采用吸光度、三维荧光和超高分辨率电喷雾电离傅里叶变换离子回旋共振质谱(ESI-FT-ICR-MS)技术,从分子水平上解释了在瑞典四个大型饮用水处理厂的饮用水生产过程中,有色和荧光溶解有机物(CDOM 和 FDOM)的去除模式。当溶解有机碳(DOC)去除率较低时,通常使用的 DOC 归一化参数(如比紫外吸光度 - SUVA)无法检测到 DOM 组成的变化,但通过使用差分吸光度和荧光或 ESI-FT-ICR-MS 则可以清楚地观察到。此外,我们还采用了一种新方法,通过使用秩相关将光学参数与 DOM 的元素组成相关联,从而将光学特性与 FT-ICR-MS 分析中分配给质荷峰的化学公式联系起来,以此来识别光学参数与 DOM 元素组成的相关性。混凝处理选择性地去除了更长发射波长(450-600nm)的 FDOM,这与含有氧化碳(平均碳氧化态≥0)、低氢碳比(H/C:平均±SD=0.83±0.13)和丰富含氧官能团(O/C=0.62±0.10)的化学公式显著相关。

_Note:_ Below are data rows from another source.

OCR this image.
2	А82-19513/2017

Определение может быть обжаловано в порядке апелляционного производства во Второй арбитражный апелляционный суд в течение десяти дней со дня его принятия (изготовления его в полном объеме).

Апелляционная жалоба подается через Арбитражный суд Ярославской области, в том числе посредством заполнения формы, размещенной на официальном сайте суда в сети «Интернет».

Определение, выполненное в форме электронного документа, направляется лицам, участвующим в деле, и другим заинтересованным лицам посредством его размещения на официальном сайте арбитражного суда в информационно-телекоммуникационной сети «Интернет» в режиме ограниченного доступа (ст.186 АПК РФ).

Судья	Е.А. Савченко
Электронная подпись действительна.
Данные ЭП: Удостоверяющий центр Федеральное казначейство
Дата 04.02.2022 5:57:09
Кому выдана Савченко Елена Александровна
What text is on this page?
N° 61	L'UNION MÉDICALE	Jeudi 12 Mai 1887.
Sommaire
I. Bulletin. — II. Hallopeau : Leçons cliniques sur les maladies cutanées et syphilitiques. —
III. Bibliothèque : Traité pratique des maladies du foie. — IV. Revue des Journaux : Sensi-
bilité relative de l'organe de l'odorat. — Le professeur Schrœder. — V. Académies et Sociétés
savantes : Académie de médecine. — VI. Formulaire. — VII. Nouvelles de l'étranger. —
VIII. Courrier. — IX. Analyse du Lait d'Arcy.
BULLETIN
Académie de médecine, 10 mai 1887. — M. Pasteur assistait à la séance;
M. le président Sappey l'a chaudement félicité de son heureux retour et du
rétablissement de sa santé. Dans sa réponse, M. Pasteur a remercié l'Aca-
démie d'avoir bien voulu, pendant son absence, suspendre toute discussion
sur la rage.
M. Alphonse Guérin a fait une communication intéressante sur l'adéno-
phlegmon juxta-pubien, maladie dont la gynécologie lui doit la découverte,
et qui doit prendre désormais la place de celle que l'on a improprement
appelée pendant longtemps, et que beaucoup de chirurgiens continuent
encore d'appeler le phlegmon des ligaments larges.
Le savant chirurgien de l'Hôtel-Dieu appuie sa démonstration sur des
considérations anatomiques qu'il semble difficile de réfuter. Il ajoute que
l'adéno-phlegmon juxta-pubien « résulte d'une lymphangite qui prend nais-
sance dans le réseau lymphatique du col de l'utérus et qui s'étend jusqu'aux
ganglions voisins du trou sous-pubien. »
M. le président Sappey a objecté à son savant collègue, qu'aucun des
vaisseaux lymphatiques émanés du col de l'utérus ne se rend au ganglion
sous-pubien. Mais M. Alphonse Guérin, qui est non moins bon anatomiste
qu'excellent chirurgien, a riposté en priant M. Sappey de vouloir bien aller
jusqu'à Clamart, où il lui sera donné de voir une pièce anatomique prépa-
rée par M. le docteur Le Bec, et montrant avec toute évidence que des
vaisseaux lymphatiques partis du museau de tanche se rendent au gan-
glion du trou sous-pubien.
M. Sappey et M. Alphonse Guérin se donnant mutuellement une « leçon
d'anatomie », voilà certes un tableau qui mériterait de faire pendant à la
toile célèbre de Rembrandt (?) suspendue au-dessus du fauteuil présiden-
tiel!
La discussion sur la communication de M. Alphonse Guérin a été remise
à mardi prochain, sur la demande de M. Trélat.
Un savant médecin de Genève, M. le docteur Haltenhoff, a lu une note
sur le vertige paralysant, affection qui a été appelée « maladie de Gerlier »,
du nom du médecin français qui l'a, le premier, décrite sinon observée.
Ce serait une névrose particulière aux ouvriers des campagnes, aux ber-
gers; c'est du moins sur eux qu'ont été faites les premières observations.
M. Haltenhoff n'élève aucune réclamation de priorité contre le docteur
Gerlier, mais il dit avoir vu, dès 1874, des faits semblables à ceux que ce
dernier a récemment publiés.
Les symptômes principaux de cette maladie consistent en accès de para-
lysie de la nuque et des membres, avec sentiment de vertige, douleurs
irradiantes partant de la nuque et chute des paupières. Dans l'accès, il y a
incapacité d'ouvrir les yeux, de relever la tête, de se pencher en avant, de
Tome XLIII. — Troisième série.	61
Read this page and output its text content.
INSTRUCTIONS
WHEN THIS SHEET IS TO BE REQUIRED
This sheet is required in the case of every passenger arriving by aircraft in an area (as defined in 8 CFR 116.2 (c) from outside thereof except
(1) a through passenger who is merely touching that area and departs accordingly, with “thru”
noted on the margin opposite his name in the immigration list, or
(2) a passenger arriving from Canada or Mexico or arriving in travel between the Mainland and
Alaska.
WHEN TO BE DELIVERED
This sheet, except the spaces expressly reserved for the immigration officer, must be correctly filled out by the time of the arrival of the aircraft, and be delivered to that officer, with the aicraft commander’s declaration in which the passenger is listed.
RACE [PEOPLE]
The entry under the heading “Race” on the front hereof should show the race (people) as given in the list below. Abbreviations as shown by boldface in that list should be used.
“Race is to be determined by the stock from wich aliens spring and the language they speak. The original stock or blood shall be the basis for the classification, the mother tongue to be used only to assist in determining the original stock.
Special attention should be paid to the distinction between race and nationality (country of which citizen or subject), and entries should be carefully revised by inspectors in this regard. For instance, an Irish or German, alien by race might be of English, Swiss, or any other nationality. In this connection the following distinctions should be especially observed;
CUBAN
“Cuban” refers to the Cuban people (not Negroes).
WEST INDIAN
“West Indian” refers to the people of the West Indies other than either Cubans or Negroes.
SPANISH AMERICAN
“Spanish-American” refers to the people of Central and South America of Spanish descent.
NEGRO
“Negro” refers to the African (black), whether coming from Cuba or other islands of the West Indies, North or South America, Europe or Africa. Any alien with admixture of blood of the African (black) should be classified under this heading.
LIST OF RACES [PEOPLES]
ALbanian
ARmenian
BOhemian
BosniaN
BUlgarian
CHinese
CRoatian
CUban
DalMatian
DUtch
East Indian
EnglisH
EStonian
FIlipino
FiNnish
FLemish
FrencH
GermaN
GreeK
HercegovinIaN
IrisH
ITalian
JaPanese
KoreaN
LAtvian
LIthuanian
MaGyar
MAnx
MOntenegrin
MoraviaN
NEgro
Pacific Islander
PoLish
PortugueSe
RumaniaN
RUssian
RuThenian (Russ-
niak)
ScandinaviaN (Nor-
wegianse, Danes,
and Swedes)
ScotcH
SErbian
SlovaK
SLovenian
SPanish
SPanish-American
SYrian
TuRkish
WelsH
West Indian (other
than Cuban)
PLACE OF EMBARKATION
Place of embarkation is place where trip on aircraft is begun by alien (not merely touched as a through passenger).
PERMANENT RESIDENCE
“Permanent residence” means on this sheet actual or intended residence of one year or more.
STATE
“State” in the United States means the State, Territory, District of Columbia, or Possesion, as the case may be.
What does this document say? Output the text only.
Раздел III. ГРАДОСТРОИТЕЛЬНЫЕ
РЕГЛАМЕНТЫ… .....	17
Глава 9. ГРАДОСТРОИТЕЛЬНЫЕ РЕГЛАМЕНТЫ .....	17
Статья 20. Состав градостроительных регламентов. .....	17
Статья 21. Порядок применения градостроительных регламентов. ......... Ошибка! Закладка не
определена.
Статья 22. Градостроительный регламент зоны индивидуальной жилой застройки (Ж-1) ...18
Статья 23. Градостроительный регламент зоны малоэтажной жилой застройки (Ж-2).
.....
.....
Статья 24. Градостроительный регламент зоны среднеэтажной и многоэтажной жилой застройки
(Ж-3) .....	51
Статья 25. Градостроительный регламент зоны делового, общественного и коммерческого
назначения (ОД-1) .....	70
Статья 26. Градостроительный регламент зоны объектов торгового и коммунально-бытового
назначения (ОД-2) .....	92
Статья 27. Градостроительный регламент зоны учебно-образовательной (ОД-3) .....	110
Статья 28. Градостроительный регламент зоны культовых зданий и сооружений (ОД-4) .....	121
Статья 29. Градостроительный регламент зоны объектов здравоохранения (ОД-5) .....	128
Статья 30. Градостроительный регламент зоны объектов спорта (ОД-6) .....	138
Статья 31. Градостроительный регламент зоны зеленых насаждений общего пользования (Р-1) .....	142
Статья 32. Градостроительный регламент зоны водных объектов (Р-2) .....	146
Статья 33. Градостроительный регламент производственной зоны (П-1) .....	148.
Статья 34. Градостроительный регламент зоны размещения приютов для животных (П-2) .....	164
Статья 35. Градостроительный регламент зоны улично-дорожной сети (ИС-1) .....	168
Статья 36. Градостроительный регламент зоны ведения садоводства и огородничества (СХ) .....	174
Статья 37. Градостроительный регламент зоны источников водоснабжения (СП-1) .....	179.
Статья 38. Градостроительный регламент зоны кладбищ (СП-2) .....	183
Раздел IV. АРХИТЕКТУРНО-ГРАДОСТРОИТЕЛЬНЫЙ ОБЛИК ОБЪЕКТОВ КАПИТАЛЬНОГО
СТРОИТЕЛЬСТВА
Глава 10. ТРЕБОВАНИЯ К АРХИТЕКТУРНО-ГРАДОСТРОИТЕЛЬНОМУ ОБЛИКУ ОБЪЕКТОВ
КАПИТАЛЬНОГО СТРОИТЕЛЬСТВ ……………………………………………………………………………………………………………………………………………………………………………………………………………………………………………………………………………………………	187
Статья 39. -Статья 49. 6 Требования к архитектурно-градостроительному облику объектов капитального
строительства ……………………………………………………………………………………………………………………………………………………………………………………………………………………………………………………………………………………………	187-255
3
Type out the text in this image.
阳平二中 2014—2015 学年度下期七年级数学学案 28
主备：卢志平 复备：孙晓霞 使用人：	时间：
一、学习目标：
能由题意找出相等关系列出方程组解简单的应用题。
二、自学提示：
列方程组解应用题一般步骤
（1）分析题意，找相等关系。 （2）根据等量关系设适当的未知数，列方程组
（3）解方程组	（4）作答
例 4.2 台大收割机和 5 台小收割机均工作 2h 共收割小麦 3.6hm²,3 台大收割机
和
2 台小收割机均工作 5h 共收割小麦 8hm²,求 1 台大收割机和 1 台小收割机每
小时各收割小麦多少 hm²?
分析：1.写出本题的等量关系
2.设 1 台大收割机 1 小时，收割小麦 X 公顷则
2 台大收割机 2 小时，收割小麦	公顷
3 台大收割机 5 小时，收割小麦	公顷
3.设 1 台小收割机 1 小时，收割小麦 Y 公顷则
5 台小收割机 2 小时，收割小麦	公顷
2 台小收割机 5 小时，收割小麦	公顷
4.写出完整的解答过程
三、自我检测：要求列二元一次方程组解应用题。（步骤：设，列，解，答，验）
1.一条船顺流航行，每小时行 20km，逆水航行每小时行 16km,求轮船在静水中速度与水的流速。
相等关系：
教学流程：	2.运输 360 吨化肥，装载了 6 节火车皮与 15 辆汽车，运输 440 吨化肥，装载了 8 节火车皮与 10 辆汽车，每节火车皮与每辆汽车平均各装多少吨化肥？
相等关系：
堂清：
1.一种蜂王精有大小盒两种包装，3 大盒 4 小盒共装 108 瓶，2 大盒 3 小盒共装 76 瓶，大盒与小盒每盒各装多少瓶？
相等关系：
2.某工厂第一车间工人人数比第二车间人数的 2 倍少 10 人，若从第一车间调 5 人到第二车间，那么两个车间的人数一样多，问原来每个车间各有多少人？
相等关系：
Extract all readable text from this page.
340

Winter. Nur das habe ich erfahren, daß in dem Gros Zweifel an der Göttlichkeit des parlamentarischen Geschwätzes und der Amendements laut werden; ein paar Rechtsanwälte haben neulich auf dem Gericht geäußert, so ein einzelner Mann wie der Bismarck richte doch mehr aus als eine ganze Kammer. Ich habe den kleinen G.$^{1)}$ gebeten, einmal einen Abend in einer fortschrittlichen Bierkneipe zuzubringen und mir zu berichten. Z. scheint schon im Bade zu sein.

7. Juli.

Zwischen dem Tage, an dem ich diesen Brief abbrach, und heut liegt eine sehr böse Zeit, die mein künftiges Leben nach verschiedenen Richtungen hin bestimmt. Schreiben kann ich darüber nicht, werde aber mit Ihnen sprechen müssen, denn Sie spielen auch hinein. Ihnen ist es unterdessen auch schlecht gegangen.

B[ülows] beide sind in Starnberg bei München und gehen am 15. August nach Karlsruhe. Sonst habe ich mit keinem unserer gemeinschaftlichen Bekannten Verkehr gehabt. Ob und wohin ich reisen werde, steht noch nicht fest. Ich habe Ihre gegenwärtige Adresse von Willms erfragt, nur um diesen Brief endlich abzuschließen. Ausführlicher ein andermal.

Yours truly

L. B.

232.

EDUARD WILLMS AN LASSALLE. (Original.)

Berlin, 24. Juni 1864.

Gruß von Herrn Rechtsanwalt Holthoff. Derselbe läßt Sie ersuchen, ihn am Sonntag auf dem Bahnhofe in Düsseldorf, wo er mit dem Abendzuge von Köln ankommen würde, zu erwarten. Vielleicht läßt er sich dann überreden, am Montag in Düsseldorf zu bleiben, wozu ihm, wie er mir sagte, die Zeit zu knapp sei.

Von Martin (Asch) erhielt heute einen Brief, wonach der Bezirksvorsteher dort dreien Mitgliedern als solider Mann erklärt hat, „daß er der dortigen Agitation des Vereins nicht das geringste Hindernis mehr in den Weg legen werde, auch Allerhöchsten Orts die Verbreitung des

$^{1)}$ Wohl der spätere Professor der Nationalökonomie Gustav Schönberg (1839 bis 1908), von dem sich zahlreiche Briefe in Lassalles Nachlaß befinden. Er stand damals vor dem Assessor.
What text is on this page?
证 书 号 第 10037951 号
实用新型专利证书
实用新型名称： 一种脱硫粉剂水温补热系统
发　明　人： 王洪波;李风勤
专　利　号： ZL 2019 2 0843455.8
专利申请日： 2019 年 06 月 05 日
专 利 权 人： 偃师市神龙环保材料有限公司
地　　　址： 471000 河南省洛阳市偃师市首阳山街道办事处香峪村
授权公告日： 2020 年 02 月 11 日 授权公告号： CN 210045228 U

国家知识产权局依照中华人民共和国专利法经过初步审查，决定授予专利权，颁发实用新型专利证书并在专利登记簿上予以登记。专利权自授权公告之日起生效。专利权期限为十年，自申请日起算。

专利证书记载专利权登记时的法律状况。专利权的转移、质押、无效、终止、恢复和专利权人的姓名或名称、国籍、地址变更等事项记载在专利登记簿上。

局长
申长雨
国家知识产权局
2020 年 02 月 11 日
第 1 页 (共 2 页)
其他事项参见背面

慢砂过滤在去除 DOM 方面效率较低,但选择性地针对较短发射波长(300-450nm)的 FDOM,这通常代表藻类而不是陆地来源。这种较短波长的 FDOM 与含有还原碳(平均碳氧化态≤0)的化学公式相关,与那些在混凝过程中去除的化学公式相比,其碳碳双键相对较少(H/C=1.32±0.16),每个碳原子的氧含量也较少(O/C=0.43±0.10)。通过将光学方法与 FT-ICR-MS 相结合来表征 DOM,我们首次能够确认在饮用水处理过程中选择性去除的吸收和荧光 DOM 的分子组成。